- Associated Press - Saturday, January 31, 2015

COLORADO SPRINGS, Colo. (AP) - Colorado lawmakers have denied a request for a $1.2 million supplemental appropriation to add security staff at the state’s troubled youth corrections facilities after they found out the Colorado Department of Human Services had already hired 53 people without consulting the Legislature.

Lawmakers want more answers before they approve any more money, said Joint Budget Committee Chairman Sen.

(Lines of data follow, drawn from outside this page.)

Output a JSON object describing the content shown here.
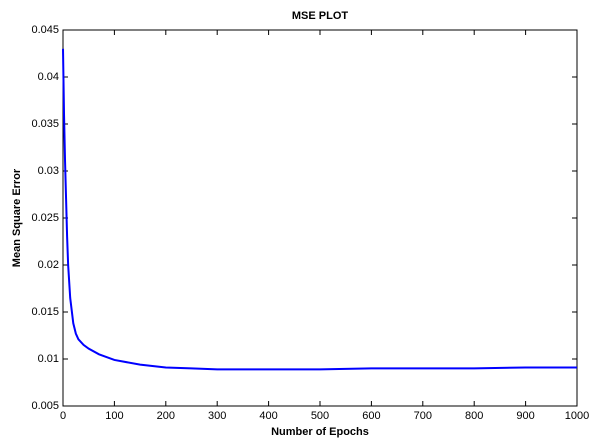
{
  "chart_data": {
    "type": "line",
    "title": "MSE PLOT",
    "x_label": "Number of Epochs",
    "y_label": "Mean Square Error",
    "x": [
      0,
      2,
      4,
      6,
      8,
      10,
      14,
      20,
      25,
      30,
      40,
      50,
      70,
      100,
      150,
      200,
      250,
      300,
      400,
      500,
      600,
      700,
      800,
      900,
      1000
    ],
    "series": [
      {
        "name": "MSE",
        "color": "#0000ff",
        "values": [
          0.043,
          0.036,
          0.031,
          0.027,
          0.023,
          0.02,
          0.0165,
          0.0138,
          0.0127,
          0.0121,
          0.0115,
          0.0111,
          0.0105,
          0.0099,
          0.0094,
          0.0091,
          0.009,
          0.0089,
          0.0089,
          0.0089,
          0.009,
          0.009,
          0.009,
          0.0091,
          0.0091
        ]
      }
    ],
    "xlim": [
      0,
      1000
    ],
    "xticks": [
      0,
      100,
      200,
      300,
      400,
      500,
      600,
      700,
      800,
      900,
      1000
    ],
    "ylim": [
      0.005,
      0.045
    ],
    "yticks": [
      0.005,
      0.01,
      0.015,
      0.02,
      0.025,
      0.03,
      0.035,
      0.04,
      0.045
    ]
  }
}
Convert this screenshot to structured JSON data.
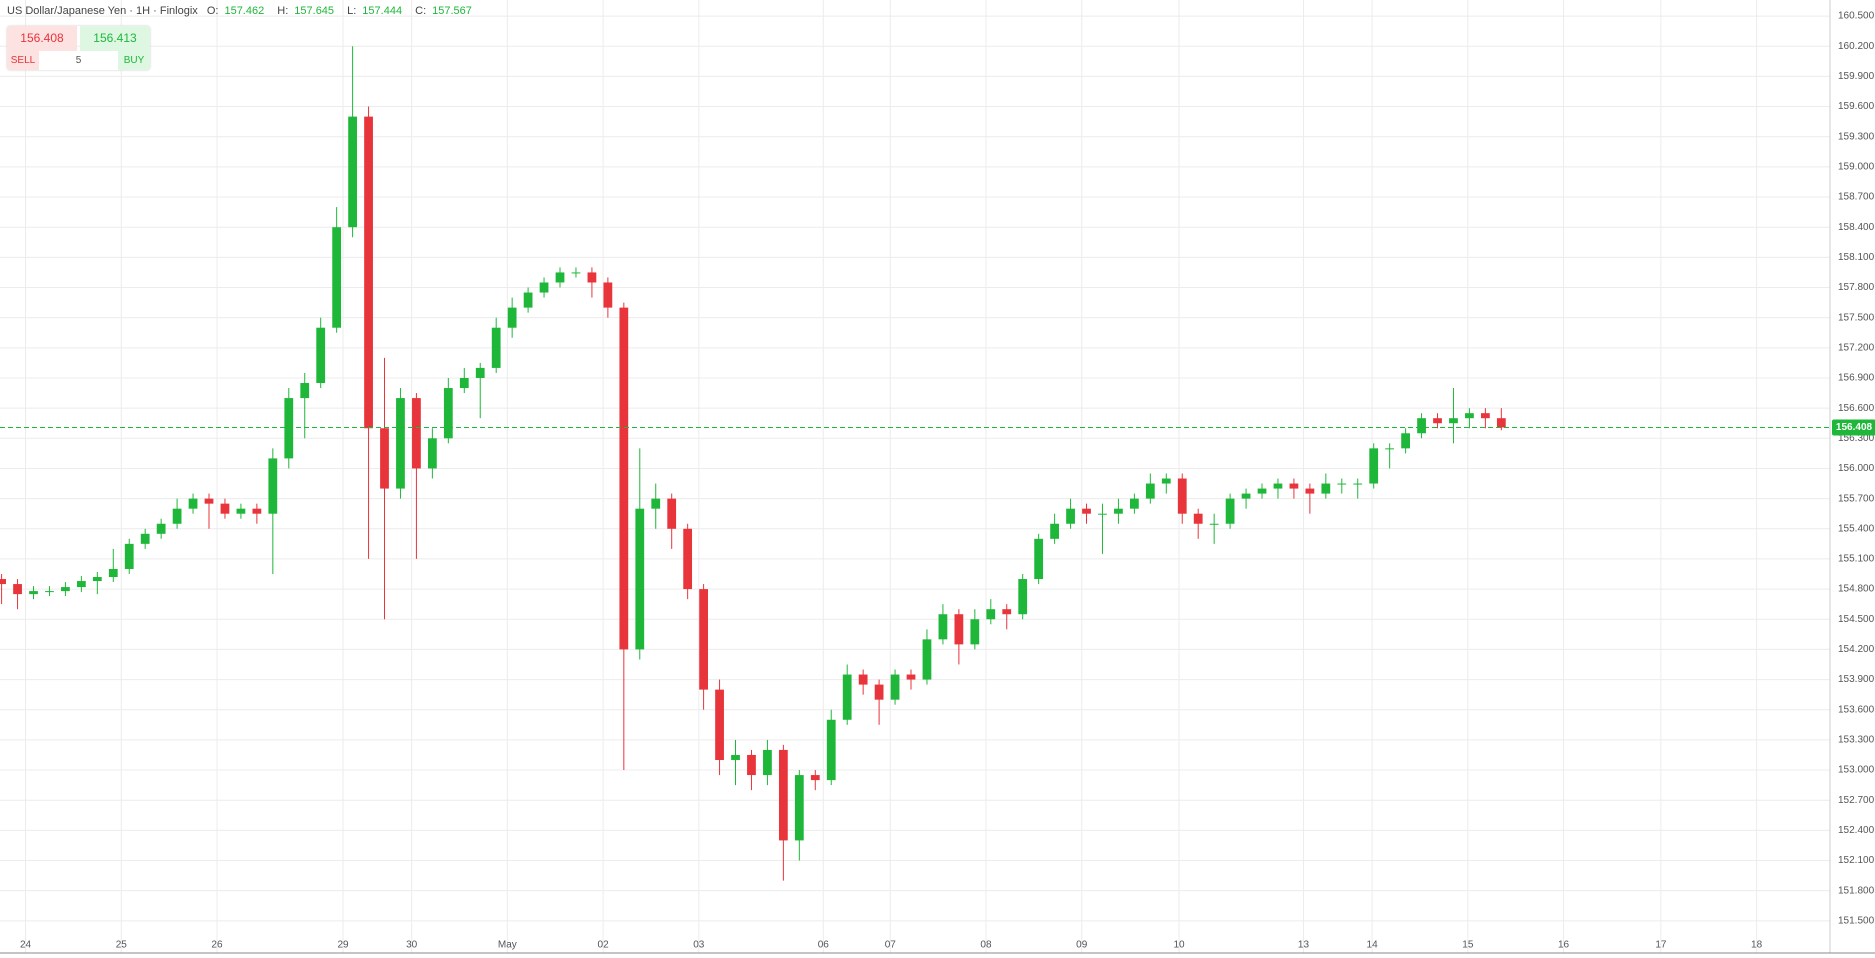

Kent Lambert, R-Colorado Springs. “We had a hard deadline to balance the budget, and DHS said they would have the data, and they didn’t,” Lambert said.

Committee members did not question the amount of money, but they did question how the agency got the money to hire people without specific approval.

Department of Human Services spokesman Dan Drayer said Youth Corrections hired 53 additional staff members in December because of increasing incidents of assaults and violence in 10 state-operated centers that house juvenile offenders.

The department used money that had been allocated to pay for placing juvenile offenders with contracted community-service providers, he said.

The department will work with committee members to come to a resolution, Drayer said. It is premature to talk about possible layoffs, he added.

Much of the attention has been focused on Spring Creek Youth Services Center in Colorado Springs, the Colorado Springs Gazette reported (https://tinyurl.com/nsrgyov).

Lawmakers said that for years they had heard reports of problems inside Spring Creek, which has 80 beds for detained and committed youths ages 10 to 21. In May, Colorado Springs School District 11 announced it would not renew its annual contract with Youth Corrections to provide educational services at the center, partly because of concerns over the safety of its teachers.

The number of assaults has risen every year, from 135 in 2011 to 176 in 2014, according to documents Youth Corrections provided to lawmakers in December. Staff-on-youth abuse allegations increased from 33 in 2011 to 81 in 2013.

For fiscal year 2015-16, Youth Corrections preliminarily is proposing an increase of $3.8 million from the state’s general fund to add 83 employees to begin implementing federally mandated staff-to-youth ratios and to address ongoing safety and security issues.